Mid-sized bank customers in the country experienced a rise in the rate of Unified Payments Interface (UPI) transaction failures last year. The latest data from the National Payments Corporation of India (NPCI) shows that customers of RBL Bank, India Post Payments Bank (IPPB), Punjab & Sind Bank, Bandhan Bank and Central Bank of India remained troubled. On the part of remitter banks, Baroda UP Bank had the highest technical default (TD) rate at an average of 16% between May 2023 and April 2024, followed by RBL Bank, Andhra Pragati Gramin Bank and IPPB at 5.3%, 4.9% and 4.47%, respectively, reported Financial Express.
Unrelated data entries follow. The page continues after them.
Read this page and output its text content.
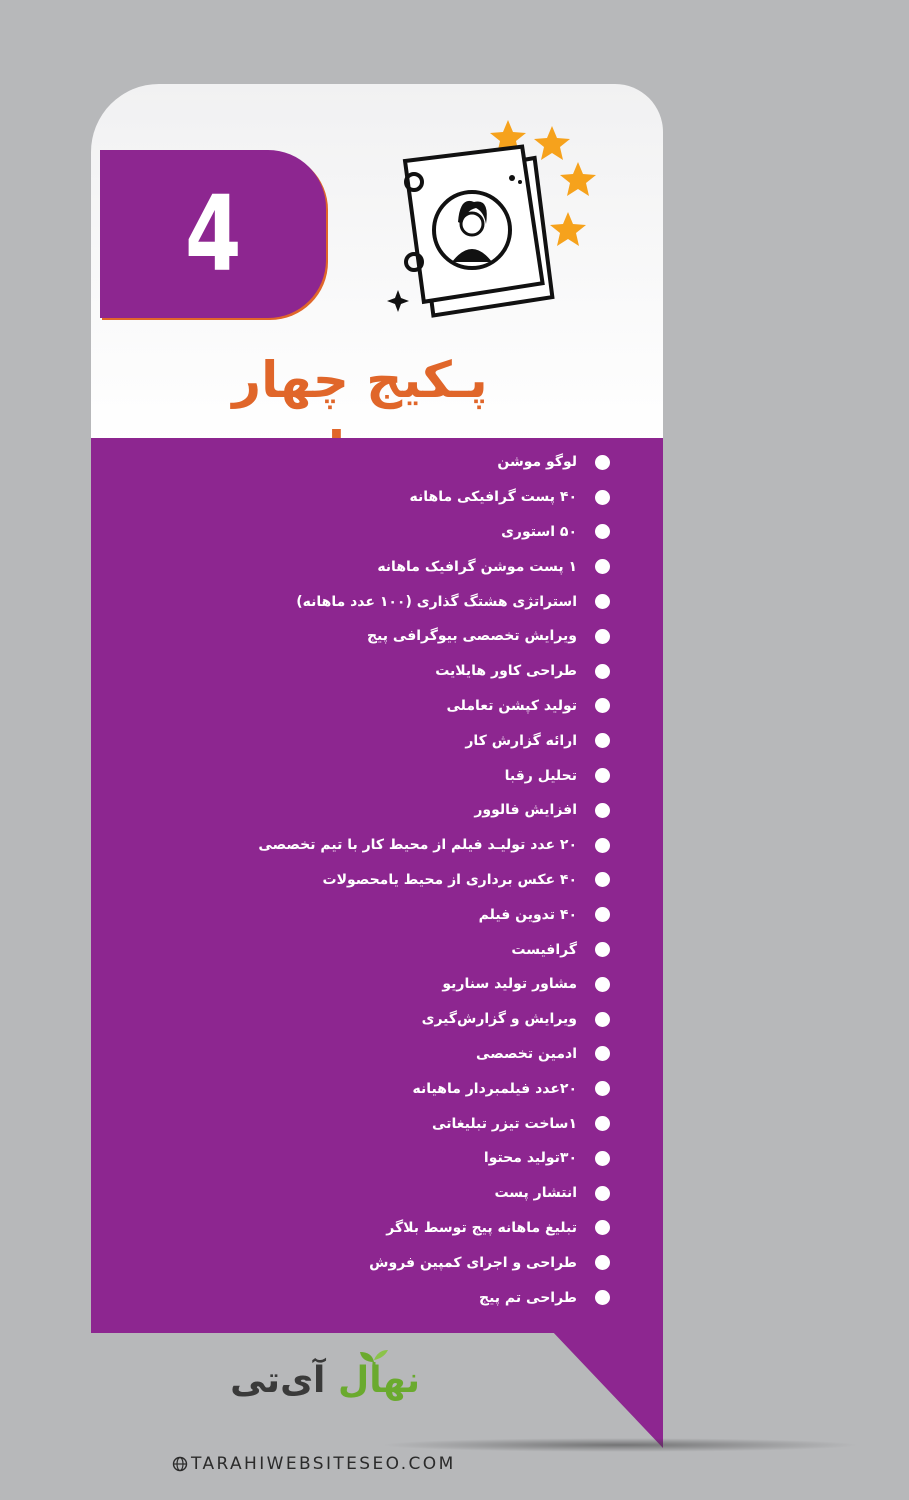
4
پـکیج چهار
لوگو موشن
۴۰ پست گرافیکی ماهانه
۵۰ استوری
۱ پست موشن گرافیک ماهانه
استراتژی هشتگ گذاری (۱۰۰ عدد ماهانه)
ویرایش تخصصی بیوگرافی پیج
طراحی کاور هایلایت
تولید کپشن تعاملی
ارائه گزارش کار
تحلیل رقبا
افزایش فالوور
۲۰ عدد تولیـد فیلم از محیط کار با تیم تخصصی
۴۰ عکس برداری از محیط یامحصولات
۴۰ تدوین فیلم
گرافیست
مشاور تولید سناریو
ویرایش و گزارش‌گیری
ادمین تخصصی
۲۰عدد فیلمبردار ماهیانه
۱ساخت تیزر تبلیغاتی
۳۰تولید محتوا
انتشار پست
تبلیغ ماهانه پیج توسط بلاگر
طراحی و اجرای کمپین فروش
طراحی تم پیج
نهال آی‌تی
TARAHIWEBSITESEO.COM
Two big reasons came to light
According to the report, on the beneficiary banks side, Baroda UP Bank again topped the list with a technical default rate of 12%. Punjab and Sind Bank, Bandhan Bank, RBL Bank and IPPB are included in the top-10 list with TD rates in the range of 2.4%-3.1%. Two major reasons have come to light for UPI transaction failure. One, technical default and second, business decline. Technical defaults are caused by network related problems on the part of the bank or NPCI. Business decline is caused by customer error such as entering invalid PIN or wrong account number or exceeding the per transaction limit.
The RBI governor said
On June 7, Reserve Bank of India (RBI) Governor Shaktikanta Das said in a press conference after the monetary policy committee meeting that whenever there is a disruption in UPI services, the problem is not from NPCI or UPI, but from the bank’s side. Actually, thousands of UPI transactions happen at the same time and they have to go through many loops within nano seconds, so some banks facing technical challenges may get high technical default rates.
Banks or lenders must ensure that their servers have the capacity to handle thousands of transactions at the same time, and ANPCI must ensure that its servers are able to correctly identify and switch transactions. Banks are working on this issue on their part.